Specifying our app’s client ID

These two steps are essential in order to use any of the functionality of the Google Platform Library. All that is left to do is adding a Google Sign-In button. The library provides several options here, we’re going to choose to use the one that allows for some customization of the default sign-in button.

The gapi.signin2.render function will render a Google Sign-In button for us, inside the specified HTML element. It allows for some flexibility by accepting a few styling parameters as well (from the button dimensions, to its theme or even whether to display a shorter or longer label).

Rendering the Google Sign-In button

Of all the input parameters the render function has, a few are worth mentioning. The onSuccess and onFailure parameters allow us to pass functions that will be called respectively when the user successfully logs-in or fails to provide correct credentials.

The scope parameter allows us to request access to specific APIs and user information. The Google Sign-In API itself defines three possible scopes:

  • profile, that allows access to basic profile information like the user’s name and picture;
  • email, that allows access to the user’s email address; and
  • openid, that requests authentication via OpenID Connect and provides access to a verifiable identity token.

Placing the Google Sign-In placeholder container on the Login screen below the Login button and adding the logic above on the screen’s OnReady event allows us to successfully implemented the first 4 steps of the SPA Authentication flow.
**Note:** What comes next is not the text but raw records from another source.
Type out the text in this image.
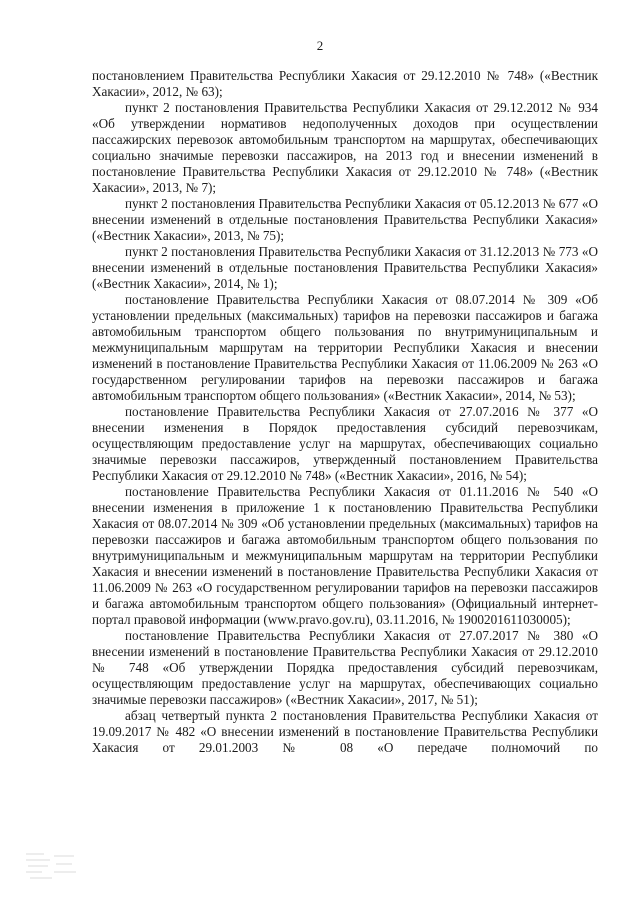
2

постановлением Правительства Республики Хакасия от 29.12.2010 № 748» («Вестник Хакасии», 2012, № 63);

пункт 2 постановления Правительства Республики Хакасия от 29.12.2012 № 934 «Об утверждении нормативов недополученных доходов при осуществлении пассажирских перевозок автомобильным транспортом на маршрутах, обеспечивающих социально значимые перевозки пассажиров, на 2013 год и внесении изменений в постановление Правительства Республики Хакасия от 29.12.2010 № 748» («Вестник Хакасии», 2013, № 7);

пункт 2 постановления Правительства Республики Хакасия от 05.12.2013 № 677 «О внесении изменений в отдельные постановления Правительства Республики Хакасия» («Вестник Хакасии», 2013, № 75);

пункт 2 постановления Правительства Республики Хакасия от 31.12.2013 № 773 «О внесении изменений в отдельные постановления Правительства Республики Хакасия» («Вестник Хакасии», 2014, № 1);

постановление Правительства Республики Хакасия от 08.07.2014 № 309 «Об установлении предельных (максимальных) тарифов на перевозки пассажиров и багажа автомобильным транспортом общего пользования по внутримуниципальным и межмуниципальным маршрутам на территории Республики Хакасия и внесении изменений в постановление Правительства Республики Хакасия от 11.06.2009 № 263 «О государственном регулировании тарифов на перевозки пассажиров и багажа автомобильным транспортом общего пользования» («Вестник Хакасии», 2014, № 53);

постановление Правительства Республики Хакасия от 27.07.2016 № 377 «О внесении изменения в Порядок предоставления субсидий перевозчикам, осуществляющим предоставление услуг на маршрутах, обеспечивающих социально значимые перевозки пассажиров, утвержденный постановлением Правительства Республики Хакасия от 29.12.2010 № 748» («Вестник Хакасии», 2016, № 54);

постановление Правительства Республики Хакасия от 01.11.2016 № 540 «О внесении изменения в приложение 1 к постановлению Правительства Республики Хакасия от 08.07.2014 № 309 «Об установлении предельных (максимальных) тарифов на перевозки пассажиров и багажа автомобильным транспортом общего пользования по внутримуниципальным и межмуниципальным маршрутам на территории Республики Хакасия и внесении изменений в постановление Правительства Республики Хакасия от 11.06.2009 № 263 «О государственном регулировании тарифов на перевозки пассажиров и багажа автомобильным транспортом общего пользования» (Официальный интернет-портал правовой информации (www.pravo.gov.ru), 03.11.2016, № 1900201611030005);

постановление Правительства Республики Хакасия от 27.07.2017 № 380 «О внесении изменений в постановление Правительства Республики Хакасия от 29.12.2010 № 748 «Об утверждении Порядка предоставления субсидий перевозчикам, осуществляющим предоставление услуг на маршрутах, обеспечивающих социально значимые перевозки пассажиров» («Вестник Хакасии», 2017, № 51);

абзац четвертый пункта 2 постановления Правительства Республики Хакасия от 19.09.2017 № 482 «О внесении изменений в постановление Правительства Республики Хакасия от 29.01.2003 № 08 «О передаче полномочий по
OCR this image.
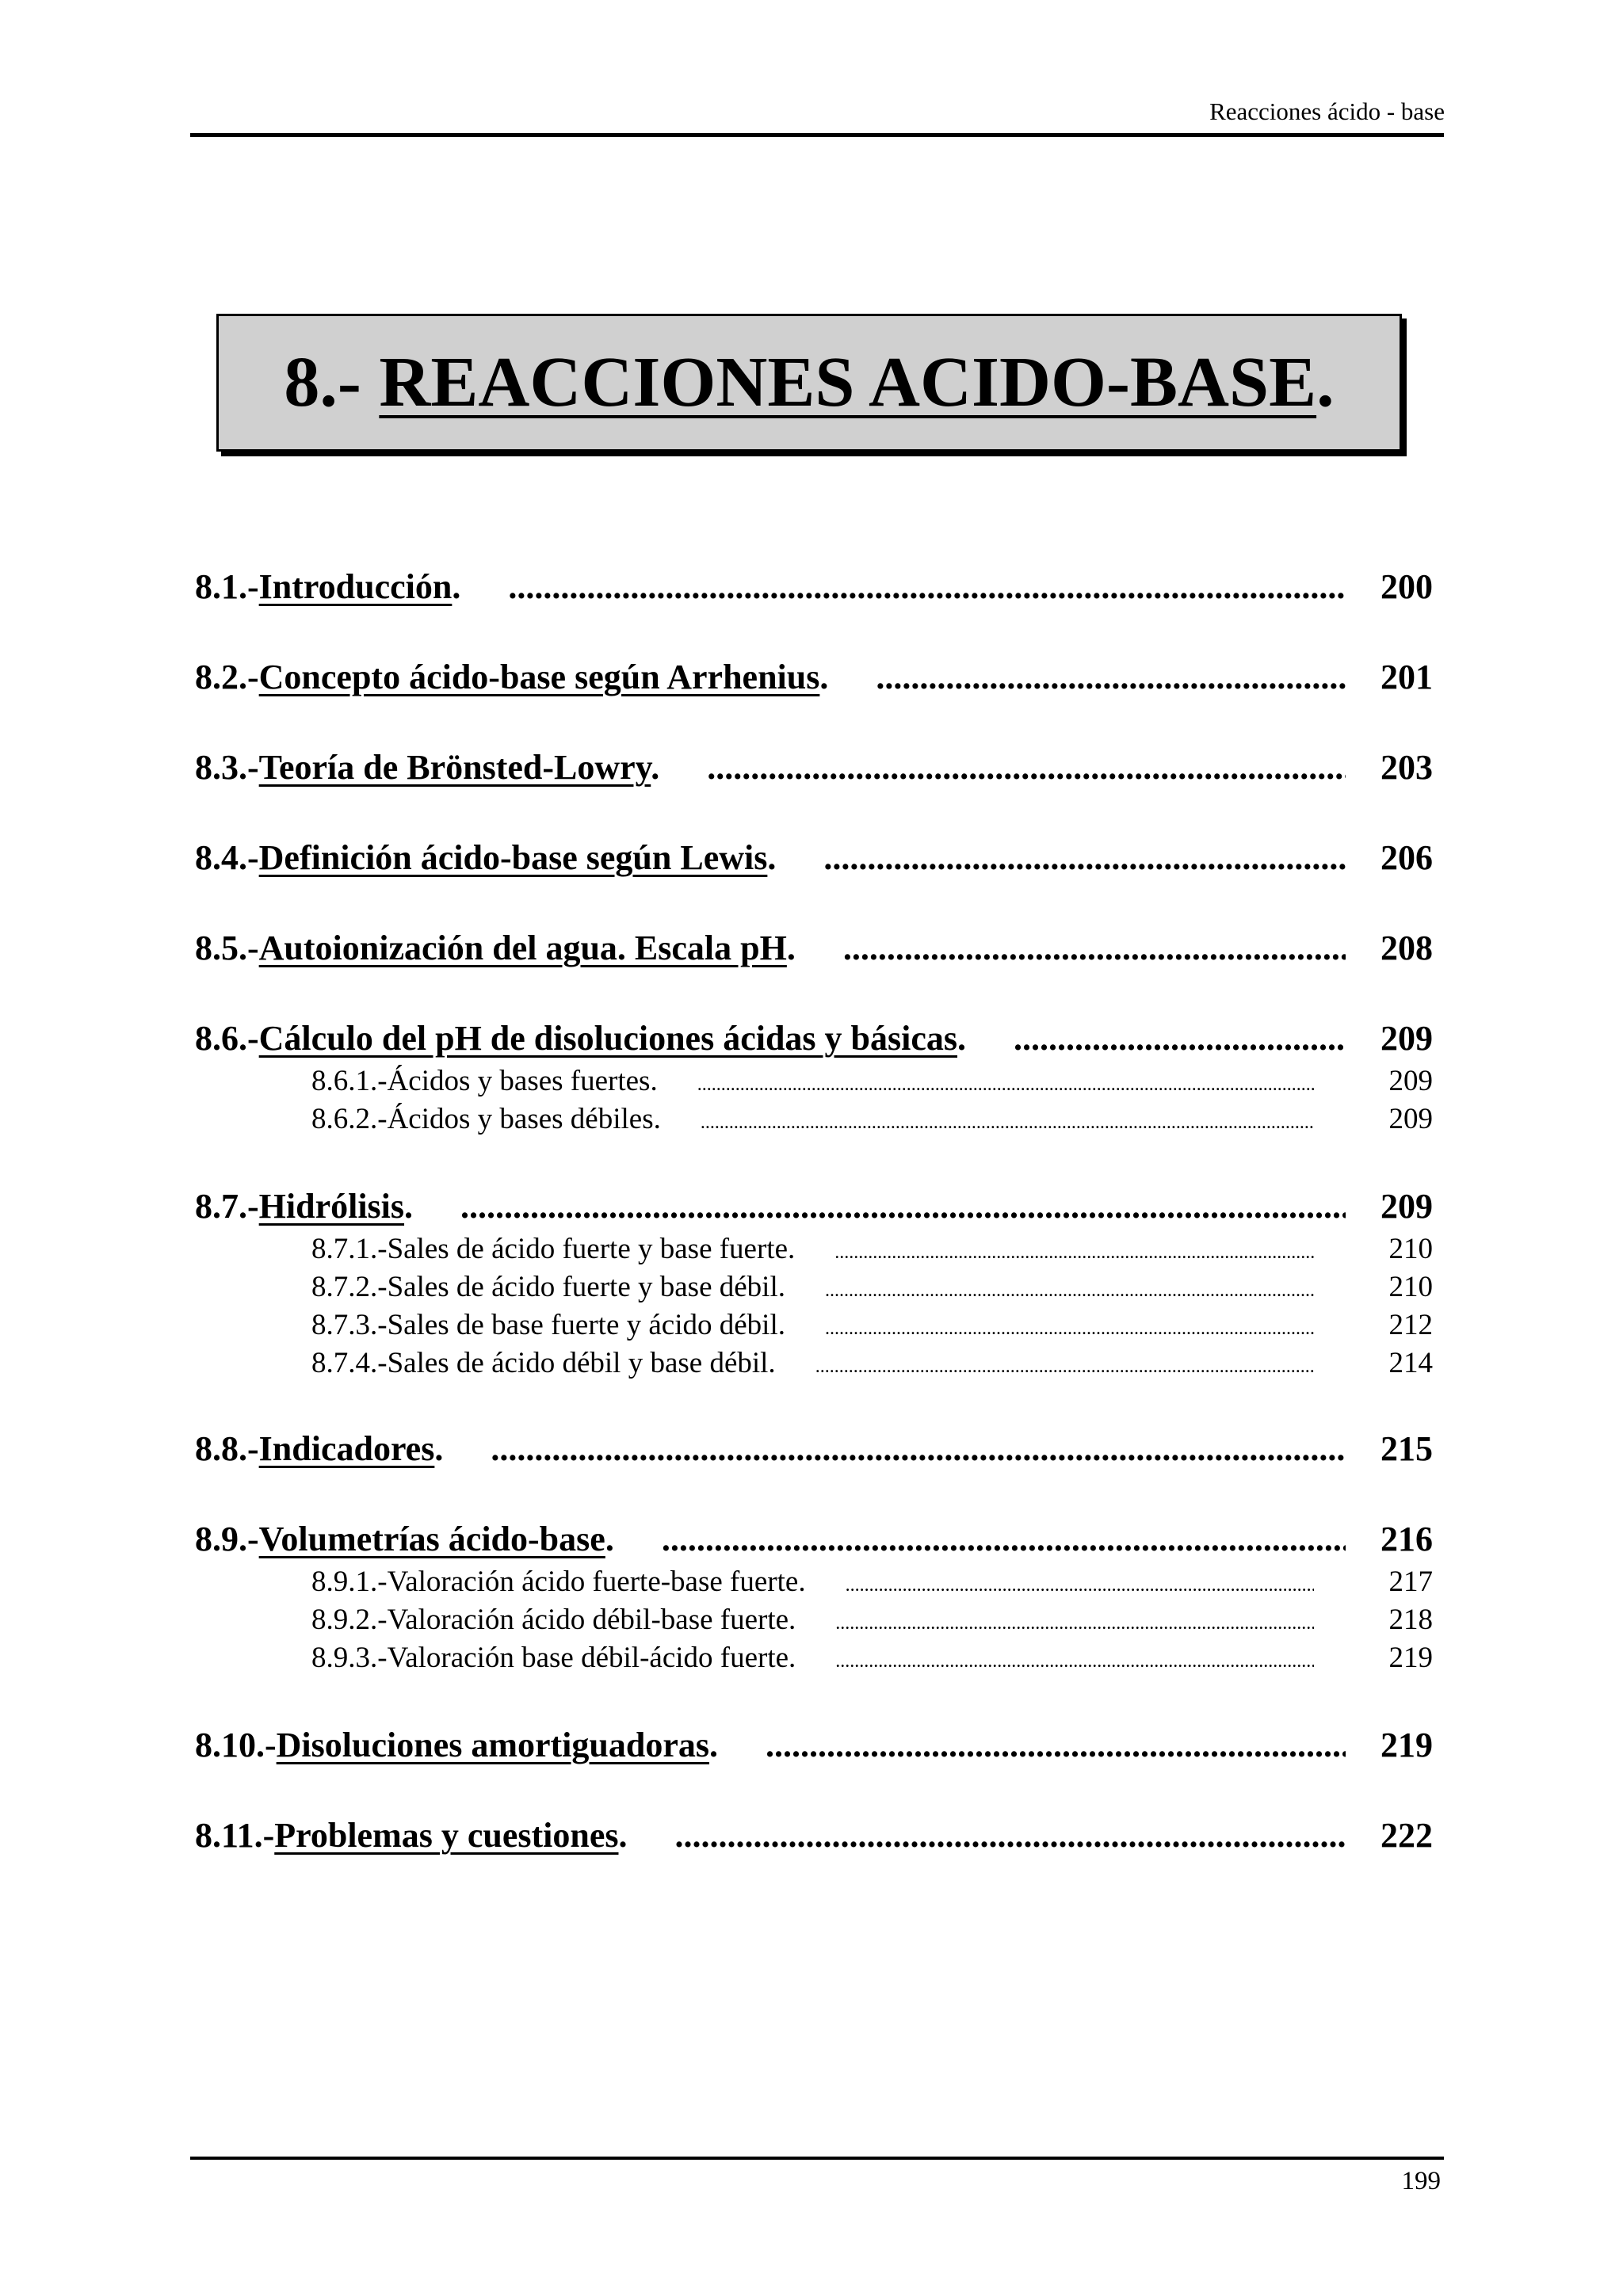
Reacciones ácido - base
8.- REACCIONES ACIDO-BASE.
8.1.- Introducción. .....	200
8.2.- Concepto ácido-base según Arrhenius. .....	201
8.3.- Teoría de Brönsted-Lowry. .....	203
8.4.- Definición ácido-base según Lewis. .....	206
8.5.- Autoionización del agua. Escala pH. .....	208
8.6.- Cálculo del pH de disoluciones ácidas y básicas. .....	209
8.6.1.- Ácidos y bases fuertes. .....	209
8.6.2.- Ácidos y bases débiles. .....	209
8.7.- Hidrólisis. .....	209
8.7.1.- Sales de ácido fuerte y base fuerte. .....	210
8.7.2.- Sales de ácido fuerte y base débil. .....	210
8.7.3.- Sales de base fuerte y ácido débil. .....	212
8.7.4.- Sales de ácido débil y base débil. .....	214
8.8.- Indicadores. .....	215
8.9.- Volumetrías ácido-base. .....	216
8.9.1.- Valoración ácido fuerte-base fuerte. .....	217
8.9.2.- Valoración ácido débil-base fuerte. .....	218
8.9.3.- Valoración base débil-ácido fuerte. .....	219
8.10.- Disoluciones amortiguadoras. .....	219
8.11.- Problemas y cuestiones. .....	222
199
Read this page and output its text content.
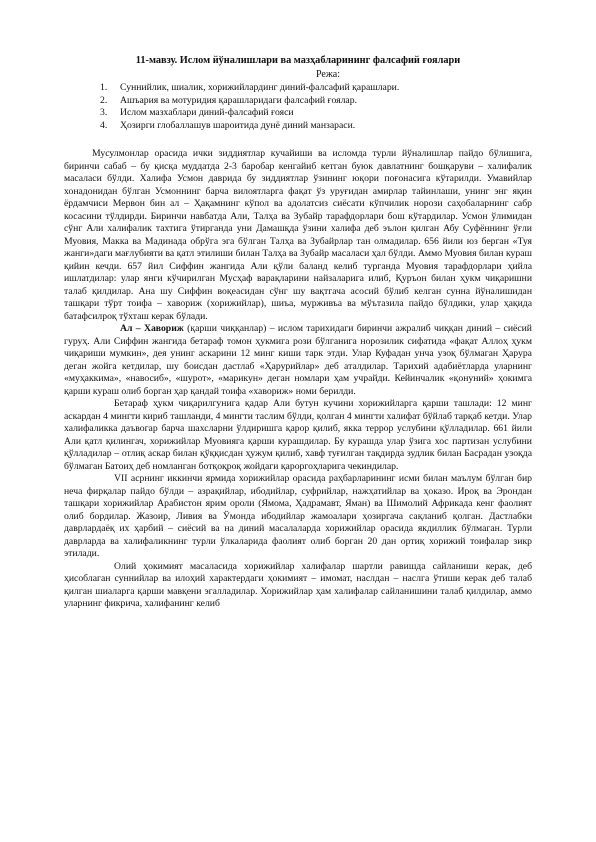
11-мавзу. Ислом йўналишлари ва мазҳабларининг фалсафий ғоялари
Режа:
1. Суннийлик, шиалик, хорижийлардинг диний-фалсафий қарашлари.
2. Ашъария ва мотуридия қарашларидаги фалсафий ғоялар.
3. Ислом мазхаблари диний-фалсафий ғояси
4. Ҳозирги глобаллашув шароитида дунё диний манзараси.

Мусулмонлар орасида ички зиддиятлар кучайиши ва исломда турли йўналишлар пайдо бўлишига, биринчи сабаб – бу қисқа муддатда 2-3 баробар кенгайиб кетган буюк давлатнинг бошқаруви – халифалик масаласи бўлди. Халифа Усмон даврида бу зиддиятлар ўзининг юқори поғонасига кўтарилди. Умавийлар хонадонидан бўлган Усмоннинг барча вилоятларга фақат ўз уруғидан амирлар тайинлаши, унинг энг яқин ёрдамчиси Мервон бин ал – Ҳақамнинг кўпол ва адолатсиз сиёсати кўпчилик норози саҳобаларнинг сабр косасини тўлдирди. Биринчи навбатда Али, Талҳа ва Зубайр тарафдорлари бош кўтардилар. Усмон ўлимидан сўнг Али халифалик тахтига ўтирганда уни Дамашқда ўзини халифа деб эълон қилган Абу Суфённинг ўғли Муовия, Макка ва Мадинада обрўга эга бўлган Талҳа ва Зубайрлар тан олмадилар. 656 йили юз берган «Туя жанги»даги мағлубияти ва қатл этилиши билан Талҳа ва Зубайр масаласи ҳал бўлди. Аммо Муовия билан кураш қийин кечди. 657 йил Сиффин жангида Али қўли баланд келиб турганда Муовия тарафдорлари ҳийла ишлатдилар: улар янги кўчирилган Мусҳаф варақларини найзаларига илиб, Қуръон билан ҳукм чиқаришни талаб қилдилар. Ана шу Сиффин воқеасидан сўнг шу вақтгача асосий бўлиб келган сунна йўналишидан ташқари тўрт тоифа – хавориж (хорижийлар), шиъа, мурживъа ва мўътазила пайдо бўлдики, улар ҳақида батафсилроқ тўхташ керак бўлади.

Ал – Хавориж (қарши чиққанлар) – ислом тарихидаги биринчи ажралиб чиққан диний – сиёсий гуруҳ. Али Сиффин жангида бетараф томон ҳукмига рози бўлганига норозилик сифатида «фақат Аллоҳ ҳукм чиқариши мумкин», дея унинг аскарини 12 минг киши тарк этди. Улар Куфадан унча узоқ бўлмаган Ҳарура деган жойга кетдилар, шу боисдан дастлаб «Ҳарурийлар» деб аталдилар. Тарихий адабиётларда уларнинг «муҳаккима», «навосиб», «шурот», «марикун» деган номлари ҳам учрайди. Кейинчалик «қонуний» ҳокимга қарши кураш олиб борган ҳар қандай тоифа «хавориж» номи берилди.

Бетараф ҳукм чиқарилгунига қадар Али бутун кучини хорижийларга қарши ташлади: 12 минг аскардан 4 мингти кириб ташланди, 4 мингти таслим бўлди, қолган 4 мингти халифат бўйлаб тарқаб кетди. Улар халифаликка даъвогар барча шахсларни ўлдиришга қарор қилиб, якка террор услубини қўлладилар. 661 йили Али қатл қилингач, хорижийлар Муовияга қарши курашдилар. Бу курашда улар ўзига хос партизан услубини қўлладилар – отлиқ аскар билан қўққисдан ҳужум қилиб, хавф туғилган тақдирда зудлик билан Басрадан узоқда бўлмаган Батоиҳ деб номланган ботқоқроқ жойдаги қароргоҳларига чекиндилар.

VII асрнинг иккинчи ярмида хорижийлар орасида раҳбарларининг исми билан маълум бўлган бир неча фирқалар пайдо бўлди – азрақийлар, ибодийлар, суфрийлар, нажҳатийлар ва ҳоказо. Ироқ ва Эрондан ташқари хорижийлар Арабистон ярим ороли (Ямома, Ҳадрамавт, Яман) ва Шимолий Африкада кенг фаолият олиб бордилар. Жазоир, Ливия ва Ўмонда ибодийлар жамоалари ҳозиргача сақланиб қолган. Дастлабки даврлардаёқ их ҳарбий – сиёсий ва на диний масалаларда хорижийлар орасида якдиллик бўлмаган. Турли даврларда ва халифаликнинг турли ўлкаларида фаолият олиб борган 20 дан ортиқ хорижий тоифалар зикр этилади.

Олий ҳокимият масаласида хорижийлар халифалар шартли равишда сайланиши керак, деб ҳисоблаган суннийлар ва илоҳий характердаги ҳокимият – имомат, наслдан – наслга ўтиши керак деб талаб қилган шиаларга қарши мавқени эгалладилар. Хорижийлар ҳам халифалар сайланишини талаб қилдилар, аммо уларнинг фикрича, халифанинг келиб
The Login screen will now show an extra Sign in with Google button, that will pop up a new browser window with the standard Google Sign in page, complete with pre-logged in accounts to authenticate with. Remember, credentials are never shared with the application.

In the above code, you will notice that both the onSuccess and onFailure JavaScript functions are calling two client actions and passing them input parameters with the outcome of the Google Sign-In flow: when successful, we will want to make use of the basic profile information, the email and also the identity token; when the sign-in failed, we may want to display info on the cause.

The OnLogin client action will then need to call a DoGoogleLogin server action, passing it the identity token, so that the server can validate it and perform server-side authentication (and possibly provision the user).

The identity token is a JSON Web Token issued by accounts.google.com that we can verify on the server-side. First, the server action needs to obtain the public keys from the JSON Web Key Set of the identity provider — in Google’s case, they would be accessible from https://www.googleapis.com/oauth2/v3/certs. Then, using the correct public key, the JWT can be decoded and validated. Finally, using the information stored as JWT claims the server action can determine whether it is a new user and provisioning is required, or simply login the user using the built-in platform mechanism.

DoGoogleLogin server action with optional provisioning

Finally, authentication is successful and the user is logged in both on the client- and the server-side. If we want our screen to reflect that, we need to store the authenticated user info and display it on screen. In the example we stored the user’s name and profile image URL and modified the default UserInfo block to display those details for users that used Google to sign-in.

User successfully signed-in and showing their Google Account info

All is well that ends well, and so when we logout users that used Google to sign-in we will need to sign-out of the app on both Google and OutSystems. We will need to modify the UserInfo block, so that when the user tries to logout, the application will check whether the user is signed in from Google and if so use the GoogleAuth.signOut() function to sign out, and regardless always perform the default OutSystems logout.

The functionality described in this article is available on the OutSystems Forge as a pre-built component that can be used from both Reactive Web as well as Mobile applications (including PWAs). Feel free to examine how it was done and keep your feedback coming.